My last night in the Westfjords I had dinner at Tjöruhúsið in Ísafjörður. It’s been hailed as the best fish restaurant in Iceland, and while I haven’t tried enough of them to compare I will say that it was very good. Their website makes me laugh, as it basically just says lists their contact info and literally says “we are not very interested in marketing, or the internet in general.” I have to respect that.

The restaurant is housed in a building built in 1781. The ceilings are low, they have communal at large tables, and food is served as a buffet. They prepare around 8 different fish preparations in giant skillets and you can eat as much as you’d like. One thing I really appreciated is that they were thoughtful in seating me next to other solo travelers, which made it easier for us to have an interesting dinner conversation.

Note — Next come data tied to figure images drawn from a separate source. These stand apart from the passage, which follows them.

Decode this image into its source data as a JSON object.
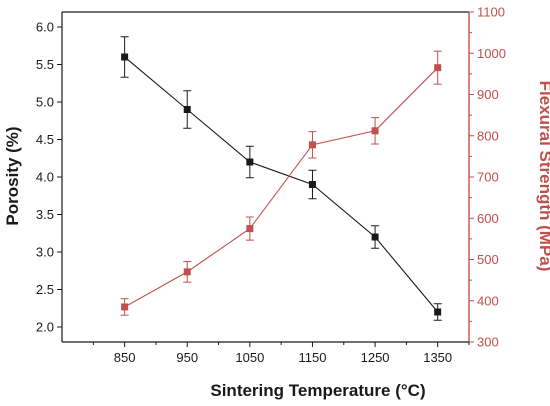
{
  "chart_data": {
    "type": "line",
    "title": "",
    "xlabel": "Sintering Temperature (°C)",
    "ylabel_left": "Porosity (%)",
    "ylabel_right": "Flexural Strength (MPa)",
    "x": [
      850,
      950,
      1050,
      1150,
      1250,
      1350
    ],
    "x_tick_labels": [
      "850",
      "950",
      "1050",
      "1150",
      "1250",
      "1350"
    ],
    "xlim": [
      750,
      1400
    ],
    "ylim_left": [
      1.8,
      6.2
    ],
    "ylim_right": [
      300,
      1100
    ],
    "y_left_ticks": [
      "2.0",
      "2.5",
      "3.0",
      "3.5",
      "4.0",
      "4.5",
      "5.0",
      "5.5",
      "6.0"
    ],
    "y_right_ticks": [
      "300",
      "400",
      "500",
      "600",
      "700",
      "800",
      "900",
      "1000",
      "1100"
    ],
    "grid": false,
    "series": [
      {
        "axis": "left",
        "color": "#1a1a1a",
        "marker": "square",
        "values": [
          5.6,
          4.9,
          4.2,
          3.9,
          3.2,
          2.2
        ],
        "errors": [
          0.27,
          0.25,
          0.21,
          0.19,
          0.15,
          0.11
        ]
      },
      {
        "axis": "right",
        "color": "#c0504d",
        "marker": "square",
        "values": [
          385,
          470,
          575,
          778,
          812,
          965
        ],
        "errors": [
          20,
          25,
          28,
          32,
          32,
          40
        ]
      }
    ]
  }
}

I may share more in future posts as I have many more photos and things I could say about the Westfjords. It’s truly a special place.
Noted & Done
- Finished reading Everything Is Tuberculosis: The History and Persistence of Our Deadliest Infection by John Green. It’s an interesting look at the history and present situation with this preventable yet persistent disease. I listened to the audiobook, as I already knew that I enjoyed the author’s reading voice from his excellent podcast The Anthropocene Reviewed.